Queensland’s recent heavy rains and floods could delay the expansion of BG Group’s $18 billion Queensland Curtis LNG plant at Gladstone because the British gas giant has been unable to shore up gas reserves as quickly as it had hoped.
Speaking to investors in London on Tuesday night, chief executive Frank Chapman said BG was still targeting a mid-2012 sanction of a third LNG production train at Gladstone.
“The name of the game at the moment is the maturation of that reserves and resources base within that period,” Mr Chapman said.
“That has suffered some impact because of the flooding and the impact that’s had on access to drilling sites, but we’re still focused on moving some of that prospective resource into a more, higher confidence level to underpin a third train.”
Despite the rains, BG was still on track for first LNG exports from Gladstone in 2014, he said.

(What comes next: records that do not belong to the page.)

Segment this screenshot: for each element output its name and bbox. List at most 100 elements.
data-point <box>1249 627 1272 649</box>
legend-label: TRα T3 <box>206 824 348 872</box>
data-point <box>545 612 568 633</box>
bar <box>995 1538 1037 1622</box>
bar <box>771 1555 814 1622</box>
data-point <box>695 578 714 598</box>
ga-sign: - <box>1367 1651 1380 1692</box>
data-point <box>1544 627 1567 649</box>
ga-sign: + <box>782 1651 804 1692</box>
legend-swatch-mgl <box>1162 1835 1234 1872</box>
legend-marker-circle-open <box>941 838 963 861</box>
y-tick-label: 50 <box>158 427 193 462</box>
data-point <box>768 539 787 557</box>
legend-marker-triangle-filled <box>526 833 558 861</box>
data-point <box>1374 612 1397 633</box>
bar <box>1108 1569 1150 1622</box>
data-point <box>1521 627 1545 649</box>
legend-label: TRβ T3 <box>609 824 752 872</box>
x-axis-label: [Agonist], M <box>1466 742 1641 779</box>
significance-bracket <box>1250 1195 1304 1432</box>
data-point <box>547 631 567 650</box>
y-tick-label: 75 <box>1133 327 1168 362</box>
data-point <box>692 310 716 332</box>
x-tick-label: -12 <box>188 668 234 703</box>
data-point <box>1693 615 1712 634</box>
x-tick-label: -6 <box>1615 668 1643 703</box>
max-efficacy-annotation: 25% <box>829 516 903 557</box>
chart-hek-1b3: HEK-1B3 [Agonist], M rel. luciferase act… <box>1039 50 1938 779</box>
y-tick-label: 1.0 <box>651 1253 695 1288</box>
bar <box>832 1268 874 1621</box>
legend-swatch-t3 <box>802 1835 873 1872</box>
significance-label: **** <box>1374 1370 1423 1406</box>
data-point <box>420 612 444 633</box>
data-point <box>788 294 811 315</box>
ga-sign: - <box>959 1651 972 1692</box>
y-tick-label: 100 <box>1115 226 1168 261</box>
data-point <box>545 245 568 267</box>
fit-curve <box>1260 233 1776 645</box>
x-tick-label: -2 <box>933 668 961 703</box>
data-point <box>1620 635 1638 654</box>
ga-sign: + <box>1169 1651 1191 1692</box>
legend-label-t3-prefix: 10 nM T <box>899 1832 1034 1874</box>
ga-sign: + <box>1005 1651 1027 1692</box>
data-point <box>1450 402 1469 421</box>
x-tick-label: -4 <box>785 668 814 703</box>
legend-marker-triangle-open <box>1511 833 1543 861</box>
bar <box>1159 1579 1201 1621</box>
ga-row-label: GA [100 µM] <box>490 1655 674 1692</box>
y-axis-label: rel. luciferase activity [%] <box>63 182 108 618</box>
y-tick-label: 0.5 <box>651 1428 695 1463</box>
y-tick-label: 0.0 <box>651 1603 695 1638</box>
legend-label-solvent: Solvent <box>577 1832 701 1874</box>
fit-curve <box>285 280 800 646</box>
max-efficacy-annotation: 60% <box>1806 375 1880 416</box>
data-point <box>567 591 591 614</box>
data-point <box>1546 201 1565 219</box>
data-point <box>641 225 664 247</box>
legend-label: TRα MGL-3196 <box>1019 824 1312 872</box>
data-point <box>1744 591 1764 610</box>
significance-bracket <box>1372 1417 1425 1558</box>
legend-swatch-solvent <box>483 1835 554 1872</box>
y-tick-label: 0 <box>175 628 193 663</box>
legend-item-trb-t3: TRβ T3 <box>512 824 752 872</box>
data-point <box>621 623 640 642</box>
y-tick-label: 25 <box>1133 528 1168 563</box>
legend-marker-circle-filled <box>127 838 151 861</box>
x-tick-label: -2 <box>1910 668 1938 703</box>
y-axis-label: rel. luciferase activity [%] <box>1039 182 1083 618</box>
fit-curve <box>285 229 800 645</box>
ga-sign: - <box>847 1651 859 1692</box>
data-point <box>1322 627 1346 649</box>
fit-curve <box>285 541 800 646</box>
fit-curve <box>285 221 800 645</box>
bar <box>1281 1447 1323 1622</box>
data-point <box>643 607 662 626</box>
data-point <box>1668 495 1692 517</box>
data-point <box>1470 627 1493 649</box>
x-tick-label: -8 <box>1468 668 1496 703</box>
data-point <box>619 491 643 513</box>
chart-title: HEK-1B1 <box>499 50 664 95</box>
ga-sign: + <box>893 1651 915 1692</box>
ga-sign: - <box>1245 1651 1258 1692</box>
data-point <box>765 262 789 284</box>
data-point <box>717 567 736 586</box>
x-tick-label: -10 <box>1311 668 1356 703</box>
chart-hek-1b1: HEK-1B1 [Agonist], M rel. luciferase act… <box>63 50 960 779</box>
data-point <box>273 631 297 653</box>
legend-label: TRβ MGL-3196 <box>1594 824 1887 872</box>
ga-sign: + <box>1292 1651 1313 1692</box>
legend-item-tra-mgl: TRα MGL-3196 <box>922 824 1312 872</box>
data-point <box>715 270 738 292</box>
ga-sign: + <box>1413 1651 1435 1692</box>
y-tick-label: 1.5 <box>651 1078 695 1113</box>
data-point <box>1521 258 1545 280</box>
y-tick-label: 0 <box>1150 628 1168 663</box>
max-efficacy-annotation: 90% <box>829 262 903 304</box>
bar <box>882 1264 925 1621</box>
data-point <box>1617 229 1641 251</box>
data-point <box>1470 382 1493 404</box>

BG was the first of three big CSG-to-LNG proponents planning exports out of Gladstone from 2014.
Mr Chapman joined the chorus of voices touting stronger LNG demand because of the Japanese earthquake and subsequent Fukushima nuclear disaster.
He said the flow-on effect was likely to be long-term. “After (the) Three Mile Island (1979 nuclear accident) in the US, we saw lead times for nuclear projects going out to something like 12 or 13 years, and associated with that will be increased costs associated with more stringent regulatory safety requirements,” he said.
“All of this, I think will result in medium to long-term higher gas demand for power, and as a consequence, extra demand for LNG, and this is going to cause a further tightening of a market situation which we already regarded as quite tight.”